- Flag Coat of arms
- Location within Kępno County
- Coordinates (Kępno): 51°17′N 17°59′E﻿ / ﻿51.283°N 17.983°E
- Country: Poland
- Voivodeship: Greater Poland
- County: Kępno
- Seat: Kępno

Area
- • Total: 124.03 km^{2} (47.89 sq mi)

Population (2006)
- • Total: 24,308
- • Density: 195.98/km^{2} (507.60/sq mi)
- • Urban: 14,710
- • Rural: 9,598
- Website: http://www.um.kepno.pl/

= Gmina Kępno =

Gmina Kępno is an urban-rural gmina (administrative district) in Kępno County, Greater Poland Voivodeship, in west-central Poland. Its seat is the town of Kępno, which lies approximately 144 km south-east of the regional capital Poznań.

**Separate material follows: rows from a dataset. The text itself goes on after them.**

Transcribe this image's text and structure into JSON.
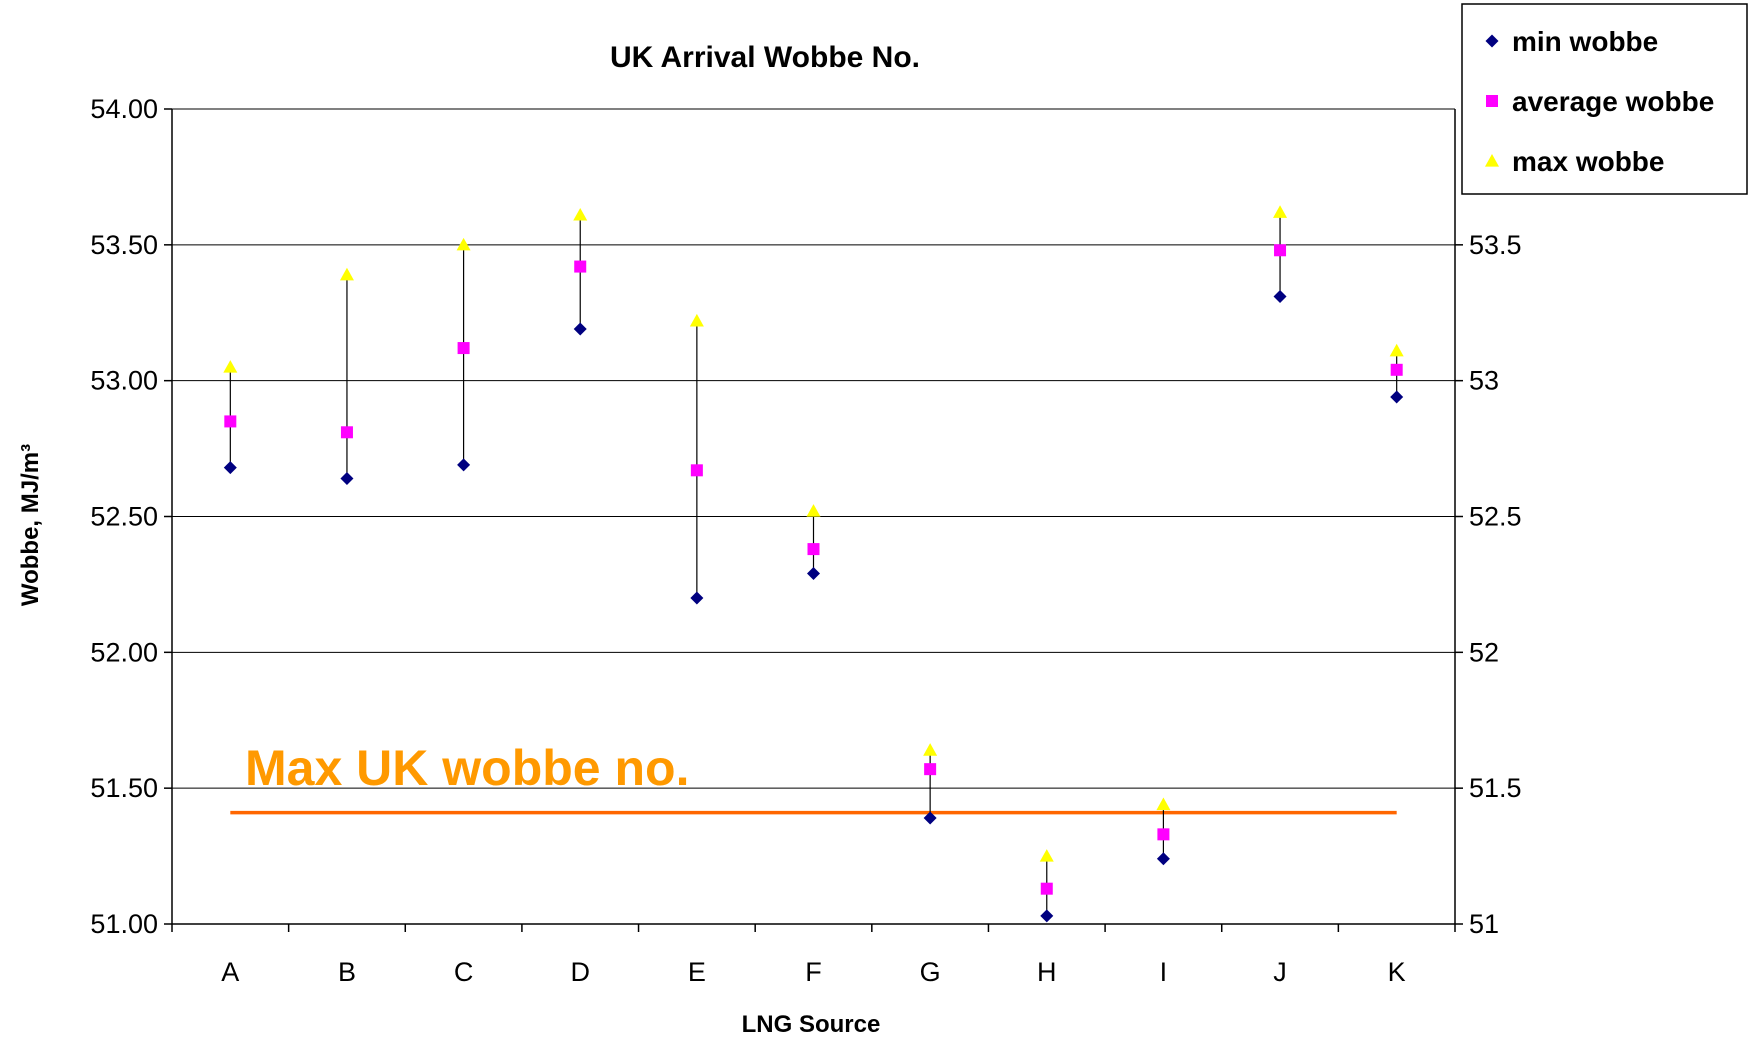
{
  "chart_data": {
    "type": "scatter",
    "title": "UK Arrival Wobbe No.",
    "xlabel": "LNG Source",
    "ylabel": "Wobbe, MJ/m³",
    "ylim": [
      51.0,
      54.0
    ],
    "y_ticks_left": [
      "51.00",
      "51.50",
      "52.00",
      "52.50",
      "53.00",
      "53.50",
      "54.00"
    ],
    "y_ticks_right": [
      "51",
      "51.5",
      "52",
      "52.5",
      "53",
      "53.5"
    ],
    "grid": true,
    "legend_position": "top-right",
    "categories": [
      "A",
      "B",
      "C",
      "D",
      "E",
      "F",
      "G",
      "H",
      "I",
      "J",
      "K"
    ],
    "series": [
      {
        "name": "min wobbe",
        "marker": "diamond",
        "color": "#000080",
        "values": [
          52.68,
          52.64,
          52.69,
          53.19,
          52.2,
          52.29,
          51.39,
          51.03,
          51.24,
          53.31,
          52.94
        ]
      },
      {
        "name": "average wobbe",
        "marker": "square",
        "color": "#ff00ff",
        "values": [
          52.85,
          52.81,
          53.12,
          53.42,
          52.67,
          52.38,
          51.57,
          51.13,
          51.33,
          53.48,
          53.04
        ]
      },
      {
        "name": "max wobbe",
        "marker": "triangle",
        "color": "#ffff00",
        "values": [
          53.05,
          53.39,
          53.5,
          53.61,
          53.22,
          52.52,
          51.64,
          51.25,
          51.44,
          53.62,
          53.11
        ]
      }
    ],
    "reference_line": {
      "label": "Max UK wobbe no.",
      "value": 51.41,
      "color": "#ff6600",
      "label_color": "#ff9900"
    }
  }
}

The gmina covers an area of 124.03 km2, and as of 2006 its total population is 24,308 (out of which the population of Kępno amounts to 14,710, and the population of the rural part of the gmina is 9,598).

==Villages==
Apart from the town of Kępno, Gmina Kępno contains the villages and settlements of Biały Młyn, Borek Mielęcki, Domanin, Dziekania, Hanulin, Kierzenko, Kierzno, Kliny, Krążkowy, Mechnice, Mikorzyn, Myjomice, Olszowa, Osiny, Ostrówiec, Przybyszów, Pustkowie Kierzeńskie, Rzetnia, Świba, Szklarka Mielęcka and Zosin.

==Neighbouring gminas==
Gmina Kępno is bordered by the gminas of Baranów, Bralin, Doruchów, Kobyla Góra, Ostrzeszów and Wieruszów.